Pagi itu disaat matahari memancarkan cahaya
dari Barat, lebah-lebah hutan berkejaran diantara kelopak bunga menghisap madu.
Jalan desa yang tak beraspal telah melaju. Motor-motor warga menuju kebun
merica. Tertinggal namun menggeliat dan optimis itulah Matano dan warganya.
Seorang kakek yang tetap kuat berjalan tampak memasuki halaman rumah menatap
tenang diiringi senyumannya.
Lima menit bersamanya, di atas rerumputan
hijau sembari ditemani kopi dan rokok. Kakek ini menceritakan perjalanan 12
tahun keluar masuk Matano karena konflik
pergolakan sosial masa DI/ TII. Awal pemberontakan, Matano dengan hutan lebat
dan pegunungan terjalnya menjadi tempat strategis bagi pasukan Kahar Mudzakkar
bersembunyi. Dalam kurun satu tahun, semua benda-benda pusaka peninggalan
penduduk asli Matano yang dianggap sakral diwajibkan untuk dibuang. Dua meriam
buatan orang Matano yang terbuat dari besi dibuang di tengah danau. Begitu pula
dengan senjata-senjata mereka. Alasannya sederhana semua benda itu diyakini
menjadikan masyarakat syirik.
Hingga saat masyarakat tertekan, maka
diambillah keputusan untuk membakar kampung mereka sendiri dan mengungsi ke
pulau yang terletak di bagian pesisir sebelah Selatan danau.

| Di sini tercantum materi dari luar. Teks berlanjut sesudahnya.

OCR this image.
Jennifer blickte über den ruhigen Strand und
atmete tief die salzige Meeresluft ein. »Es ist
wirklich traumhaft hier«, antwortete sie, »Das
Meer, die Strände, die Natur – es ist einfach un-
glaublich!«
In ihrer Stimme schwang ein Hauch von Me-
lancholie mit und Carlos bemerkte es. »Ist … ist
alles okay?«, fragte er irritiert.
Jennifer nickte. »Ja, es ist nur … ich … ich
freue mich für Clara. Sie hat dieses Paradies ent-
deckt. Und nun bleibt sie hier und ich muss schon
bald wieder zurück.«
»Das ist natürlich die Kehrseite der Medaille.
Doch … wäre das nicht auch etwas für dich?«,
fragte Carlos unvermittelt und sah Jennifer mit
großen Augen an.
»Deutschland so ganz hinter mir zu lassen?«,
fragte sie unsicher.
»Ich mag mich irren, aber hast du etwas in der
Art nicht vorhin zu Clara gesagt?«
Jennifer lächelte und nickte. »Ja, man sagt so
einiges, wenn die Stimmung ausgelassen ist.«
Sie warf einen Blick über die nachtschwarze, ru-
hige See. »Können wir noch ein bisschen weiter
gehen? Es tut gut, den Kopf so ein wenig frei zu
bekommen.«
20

Kakek itu kembali mengingat masa itu 30 KK
harus menghuni satu pulau yang sempit selama tiga tahun. Sumber kehidupan
mereka saat itu berasal dari hutan dan sebuah kampung dekat pulau yang disebut
dengan kampung Bure. Kampung ini sejak dulu telah menjadi areal persawahan dan
hari ini menjadi sumber beras bagi desa Matano. Kelak masyarakat kampung Bure
akan berpindah ke sebuah kaki gunung yang sekarang dikenal dengan Dusun Bone
Pute. Jaraknya kurang lebih 12 kilo meter
dari dusun Matano yang masih masuk dalam wilayah Desa Matano.

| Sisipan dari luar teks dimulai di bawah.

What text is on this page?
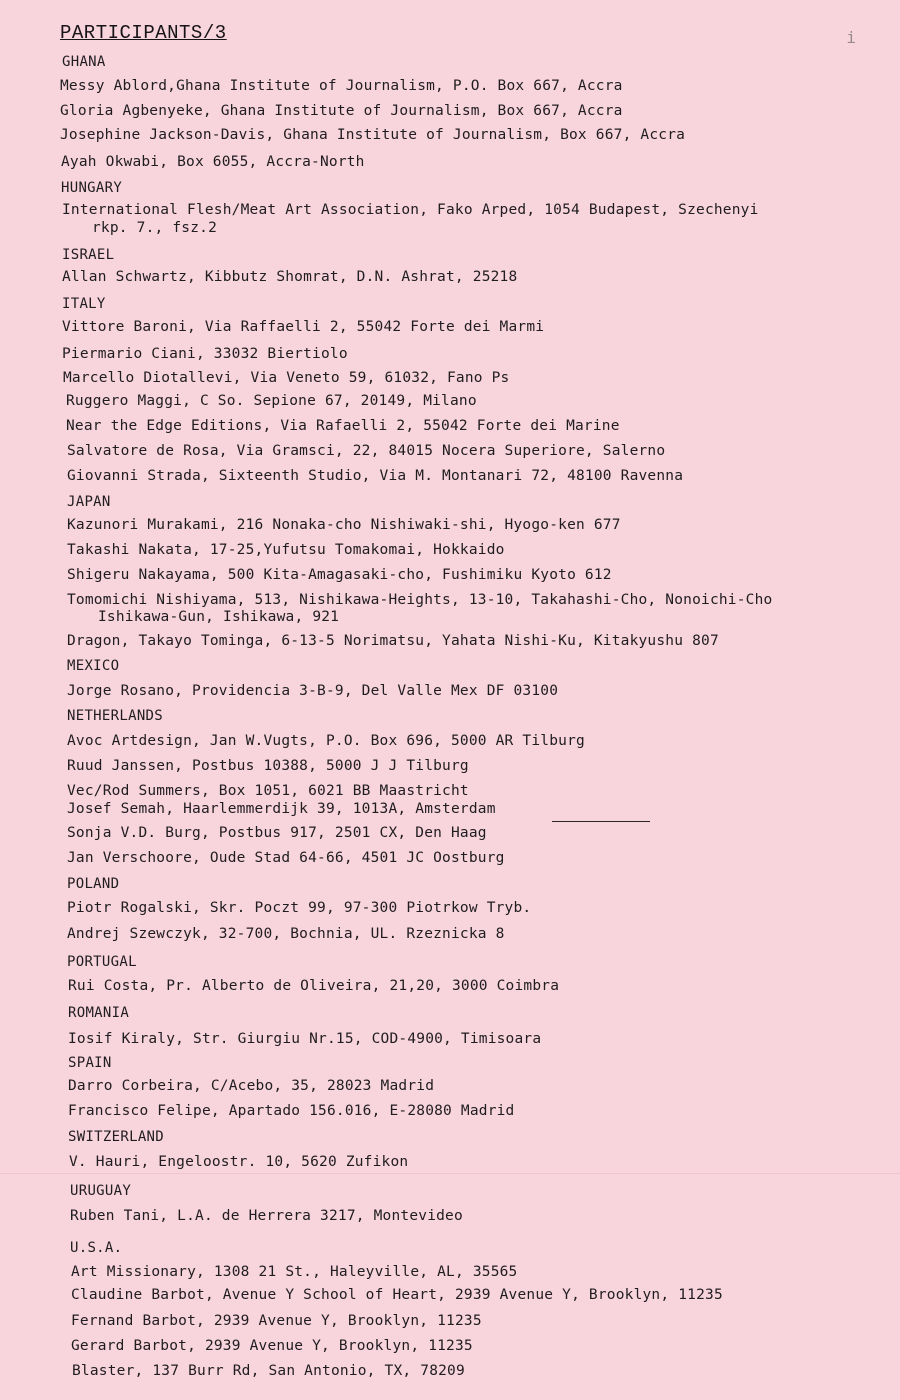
PARTICIPANTS/3	i
GHANA
Messy Ablord,Ghana Institute of Journalism, P.O. Box 667, Accra
Gloria Agbenyeke, Ghana Institute of Journalism, Box 667, Accra
Josephine Jackson-Davis, Ghana Institute of Journalism, Box 667, Accra
Ayah Okwabi, Box 6055, Accra-North
HUNGARY
International Flesh/Meat Art Association, Fako Arped, 1054 Budapest, Szechenyi
rkp. 7., fsz.2
ISRAEL
Allan Schwartz, Kibbutz Shomrat, D.N. Ashrat, 25218
ITALY
Vittore Baroni, Via Raffaelli 2, 55042 Forte dei Marmi
Piermario Ciani, 33032 Biertiolo
Marcello Diotallevi, Via Veneto 59, 61032, Fano Ps
Ruggero Maggi, C So. Sepione 67, 20149, Milano
Near the Edge Editions, Via Rafaelli 2, 55042 Forte dei Marine
Salvatore de Rosa, Via Gramsci, 22, 84015 Nocera Superiore, Salerno
Giovanni Strada, Sixteenth Studio, Via M. Montanari 72, 48100 Ravenna
JAPAN
Kazunori Murakami, 216 Nonaka-cho Nishiwaki-shi, Hyogo-ken 677
Takashi Nakata, 17-25,Yufutsu Tomakomai, Hokkaido
Shigeru Nakayama, 500 Kita-Amagasaki-cho, Fushimiku Kyoto 612
Tomomichi Nishiyama, 513, Nishikawa-Heights, 13-10, Takahashi-Cho, Nonoichi-Cho
Ishikawa-Gun, Ishikawa, 921
Dragon, Takayo Tominga, 6-13-5 Norimatsu, Yahata Nishi-Ku, Kitakyushu 807
MEXICO
Jorge Rosano, Providencia 3-B-9, Del Valle Mex DF 03100
NETHERLANDS
Avoc Artdesign, Jan W.Vugts, P.O. Box 696, 5000 AR Tilburg
Ruud Janssen, Postbus 10388, 5000 J J Tilburg
Vec/Rod Summers, Box 1051, 6021 BB Maastricht
Josef Semah, Haarlemmerdijk 39, 1013A, Amsterdam
Sonja V.D. Burg, Postbus 917, 2501 CX, Den Haag
Jan Verschoore, Oude Stad 64-66, 4501 JC Oostburg
POLAND
Piotr Rogalski, Skr. Poczt 99, 97-300 Piotrkow Tryb.
Andrej Szewczyk, 32-700, Bochnia, UL. Rzeznicka 8
PORTUGAL
Rui Costa, Pr. Alberto de Oliveira, 21,20, 3000 Coimbra
ROMANIA
Iosif Kiraly, Str. Giurgiu Nr.15, COD-4900, Timisoara
SPAIN
Darro Corbeira, C/Acebo, 35, 28023 Madrid
Francisco Felipe, Apartado 156.016, E-28080 Madrid
SWITZERLAND
V. Hauri, Engeloostr. 10, 5620 Zufikon
URUGUAY
Ruben Tani, L.A. de Herrera 3217, Montevideo
U.S.A.
Art Missionary, 1308 21 St., Haleyville, AL, 35565
Claudine Barbot, Avenue Y School of Heart, 2939 Avenue Y, Brooklyn, 11235
Fernand Barbot, 2939 Avenue Y, Brooklyn, 11235
Gerard Barbot, 2939 Avenue Y, Brooklyn, 11235
Blaster, 137 Burr Rd, San Antonio, TX, 78209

Setelah tiga tahun menjadi penghuni pulau,
kakek ini bersama warga kembali ke Matano, namun karena perintah TNI mereka
kembali mengungsi ke Soroako.
Bagai magnet kampung Matano yang telah kosong
dan porak poranda karena ditinggal warga kembali didatangi. Tak cukup beberapa
bulan menikmati kehidupan, mereka harus kembali masuk ke dalam hutan untuk
menghindari kontak senjata antara TNI dan Laskar DI/ TII pimpinan Kahar
Muzakkar.
Dua belas tahun setelah mereka meninggalkan
tanah kelahiran mereka, dan atas perintah TNI Matano perlahan-lahan kembali
didatangi warganya.
Demikian Sang Kakek ini menceritakan, sembari
menatap gunung hijau yang dipenuhi merica. Sesekali dia menatap danau seakan
kejadian masa lalu begitu tertanam kuat dalam ingatannya.

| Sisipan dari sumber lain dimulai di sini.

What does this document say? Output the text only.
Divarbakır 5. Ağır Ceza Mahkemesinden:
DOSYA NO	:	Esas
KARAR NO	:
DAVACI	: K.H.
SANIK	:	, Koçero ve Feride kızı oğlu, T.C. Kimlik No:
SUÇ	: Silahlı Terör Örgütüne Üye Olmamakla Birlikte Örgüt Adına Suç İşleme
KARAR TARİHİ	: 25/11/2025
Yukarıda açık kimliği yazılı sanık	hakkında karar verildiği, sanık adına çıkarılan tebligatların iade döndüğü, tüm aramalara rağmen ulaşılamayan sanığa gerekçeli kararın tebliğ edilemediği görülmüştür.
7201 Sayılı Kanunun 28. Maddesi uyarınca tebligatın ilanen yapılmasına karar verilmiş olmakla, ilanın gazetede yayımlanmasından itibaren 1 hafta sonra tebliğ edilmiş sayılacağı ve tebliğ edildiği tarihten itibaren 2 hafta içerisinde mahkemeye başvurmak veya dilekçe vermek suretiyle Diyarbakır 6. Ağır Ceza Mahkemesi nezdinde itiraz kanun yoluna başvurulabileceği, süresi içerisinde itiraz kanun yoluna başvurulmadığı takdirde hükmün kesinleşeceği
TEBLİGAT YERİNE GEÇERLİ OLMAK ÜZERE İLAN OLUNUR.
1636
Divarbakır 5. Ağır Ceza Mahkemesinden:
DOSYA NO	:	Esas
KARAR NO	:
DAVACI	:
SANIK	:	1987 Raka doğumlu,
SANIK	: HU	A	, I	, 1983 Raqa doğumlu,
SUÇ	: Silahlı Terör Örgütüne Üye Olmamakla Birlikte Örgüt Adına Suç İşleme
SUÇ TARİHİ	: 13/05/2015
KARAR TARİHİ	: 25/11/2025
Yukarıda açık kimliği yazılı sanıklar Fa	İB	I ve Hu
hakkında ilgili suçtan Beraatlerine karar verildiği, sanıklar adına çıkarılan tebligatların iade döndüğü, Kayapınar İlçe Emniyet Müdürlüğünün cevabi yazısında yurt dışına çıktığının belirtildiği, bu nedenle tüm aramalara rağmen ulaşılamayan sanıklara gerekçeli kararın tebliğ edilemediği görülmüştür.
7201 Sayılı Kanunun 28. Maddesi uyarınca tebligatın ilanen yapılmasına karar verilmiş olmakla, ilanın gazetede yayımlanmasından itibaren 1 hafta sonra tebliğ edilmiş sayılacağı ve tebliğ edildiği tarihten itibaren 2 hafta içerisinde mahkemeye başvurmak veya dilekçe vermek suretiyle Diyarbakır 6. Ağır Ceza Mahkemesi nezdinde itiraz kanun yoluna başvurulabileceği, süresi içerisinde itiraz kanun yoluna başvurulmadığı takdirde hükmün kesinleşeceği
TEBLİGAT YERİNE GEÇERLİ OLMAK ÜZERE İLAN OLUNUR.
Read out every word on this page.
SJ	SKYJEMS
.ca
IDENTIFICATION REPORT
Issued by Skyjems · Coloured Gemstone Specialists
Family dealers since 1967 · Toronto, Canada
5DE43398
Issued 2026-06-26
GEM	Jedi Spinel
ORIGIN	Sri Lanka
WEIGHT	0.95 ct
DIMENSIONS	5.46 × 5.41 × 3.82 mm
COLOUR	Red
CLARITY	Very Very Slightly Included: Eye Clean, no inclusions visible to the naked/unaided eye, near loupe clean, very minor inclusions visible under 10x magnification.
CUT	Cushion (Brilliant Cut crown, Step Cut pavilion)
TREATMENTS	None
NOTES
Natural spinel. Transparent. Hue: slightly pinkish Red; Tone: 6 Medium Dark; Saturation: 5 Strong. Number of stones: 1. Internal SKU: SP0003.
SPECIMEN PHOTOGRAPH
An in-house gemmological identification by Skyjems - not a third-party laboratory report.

Orang tua kampung menjadi saksi sejarah,
bagaimana penghancuran budaya asli mereka, pembakaran kampung, berpindah dari
satu hutan ke hutan lain, dan mengungsi dari satu kampung ke kampung lain tak
faham apa arti Hutan Lindung, tak faham
arti area konsesi pertambangan. Dia
hanya tahu dulu bersama orang tua dan warga lainnya bebas masuk hutan
memanfaatkan untuk kehidupannya, bebas mengolah tanah untuk menghidupi
keluarganya.
Kini dia kembali hanya tahu jika masuk hutan
maka akan dikejar dan ditangkap Polisi Kehutanan karena dianggap merusak.
Sore di Desa Nuha, di sebuah teras rumah Pak
Muara yang menghadap ke Danau Matano. Mendung sesekali kilat bercahaya di dalam
awan, tak lama sebuah pemandangan menakjubkan terjadi tepat di atas Kampung
Bure. Hujan turun, dari kejauhan tampak seperti kain putih yang terurai dari
awan hingga ke permukaan danau.
Pak Muara ikut menikmati pemandangan itu
sembari mengepulkan asap rokok. Tiba-tiba, dia tersenyum seperti mengingat
sesuatu dan bercerita tentang sebuah hujan yang tak menjadi berkah bagi
masyarakat di sekitar danau.
Entah tahun berapa, setiap musim kemarau
sebuah pesawat terbang berkeliling danau, tak butuh waktu satu jam awan mendung
dan turunlah hujan. ”Hujan buatan,”
begitulah masyarakat menyebutnya. Awal mula masyarakat tampak
gembira,musim kemarau yang panas berdebu harus tersiram oleh air hujan yang
mungkin turun tanpa campur tangan Sang Malaikat Mikail.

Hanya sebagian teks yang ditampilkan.